Die erste war gleich die eindrucksvollste: Wir waren Kriegsgefangene und wurden etwa eine halbe Stunde lang in einem Raum festgehalten. Obwohl uns allen klar war, dass wir uns in einem Spiel, einer harmlosen Situation also befanden, war dies doch erstaunlich bedrückend.

Für die nachfolgenden Stationen wurde wir in kleinere Gruppen aufgeteilt und führten Rollenspiele durch, bei denen es um sehr ernste Fragen ging: Etwa darum, welche Objekte legitime Ziele militärischer Gewalt sein können oder wie Verwundete in Kriegssituationen zu behandeln sind. Schließlich „erlebten“ wir noch die Gefahren, denen zivile Helfer und die Bevölkerung in militärischen Auseinandersetzungen ausgesetzt sind.

Im Anschluss fand, gewissermaßen als „Auflösung“ der rechtlichen Fragen, eine Gerichtsverhandlung statt, bei der die Professoren über die Verletzungen des humanitären Völkerrechts im Laufe der Simulation urteilten. So lernten wir in diesem Rahmen die grundlegenden Prinzipien des humanitären Völkerrechts kennen: das Prinzip der Unterscheidung von Kombattanten und Nichtkombattanten, die besonders geschützten Gruppen (Zivilbevölkerung, Verwundete, Kriegsgefangene), den (auch hier geltenden) Grundsatz der Verhältnismäßigkeit, der in besonderen Ausprägungen auch das Verbot bestimmter Methoden der Kriegsführung und Waffen (z.B. solcher, die „unnötiges Leiden“ verursachen) umfasst, und schließlich den Grundsatz der Strafverfolgung von Kriegsverbrechen nach dem Weltrechtsprinzip.
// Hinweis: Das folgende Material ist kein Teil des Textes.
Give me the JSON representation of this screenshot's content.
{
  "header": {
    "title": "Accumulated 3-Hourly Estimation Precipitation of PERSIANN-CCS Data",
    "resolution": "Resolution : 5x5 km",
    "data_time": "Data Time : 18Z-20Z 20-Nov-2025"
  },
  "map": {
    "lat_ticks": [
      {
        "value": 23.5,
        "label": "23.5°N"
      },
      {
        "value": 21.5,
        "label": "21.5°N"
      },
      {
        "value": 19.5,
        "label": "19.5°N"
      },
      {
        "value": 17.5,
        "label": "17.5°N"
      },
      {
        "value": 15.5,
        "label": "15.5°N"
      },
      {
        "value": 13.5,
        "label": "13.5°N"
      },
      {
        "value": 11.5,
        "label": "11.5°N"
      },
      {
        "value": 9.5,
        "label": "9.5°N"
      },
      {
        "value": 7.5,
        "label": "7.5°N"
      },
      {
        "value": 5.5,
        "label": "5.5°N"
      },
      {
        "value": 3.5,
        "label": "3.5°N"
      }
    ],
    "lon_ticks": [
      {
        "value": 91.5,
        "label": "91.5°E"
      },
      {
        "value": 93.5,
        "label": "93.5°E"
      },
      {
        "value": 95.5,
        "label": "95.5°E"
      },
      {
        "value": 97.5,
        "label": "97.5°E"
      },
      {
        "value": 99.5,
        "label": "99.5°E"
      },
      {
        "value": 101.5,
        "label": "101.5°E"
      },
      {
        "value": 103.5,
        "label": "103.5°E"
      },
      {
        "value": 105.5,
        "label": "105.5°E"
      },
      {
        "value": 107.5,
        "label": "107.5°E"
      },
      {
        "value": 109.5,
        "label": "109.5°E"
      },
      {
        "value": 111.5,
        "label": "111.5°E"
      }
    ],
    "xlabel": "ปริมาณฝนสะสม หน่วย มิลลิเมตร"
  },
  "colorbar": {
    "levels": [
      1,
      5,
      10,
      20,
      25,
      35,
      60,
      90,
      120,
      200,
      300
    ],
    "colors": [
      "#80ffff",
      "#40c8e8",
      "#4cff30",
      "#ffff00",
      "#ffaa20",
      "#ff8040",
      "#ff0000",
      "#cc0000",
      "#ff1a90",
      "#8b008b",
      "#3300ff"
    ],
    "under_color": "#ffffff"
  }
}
IV. Die großen gesellschaftlichen Herausforderungen haben wir in dieser Woche sicher nicht lösen oder auch nur vollständig begreifen können. Doch haben wir eine Idee bekommen von den teilweise sehr unterschiedlichen Regelungsansätzen und auch tatsächlichen Voraussetzungen in Deutschland und Frankreich, so dass wir sicher ein tieferes Verständnis für die Schwierigkeiten und Möglichkeiten der potentiellen Lösungen bekommen haben und sicher weiter über diese Fragen nachdenken. Und nicht zuletzt haben wir alle eine unvergessliche, wenn auch (auf gute Weise) anstrengende Woche erlebt und sind zu einer Gruppe zusammengewachsen.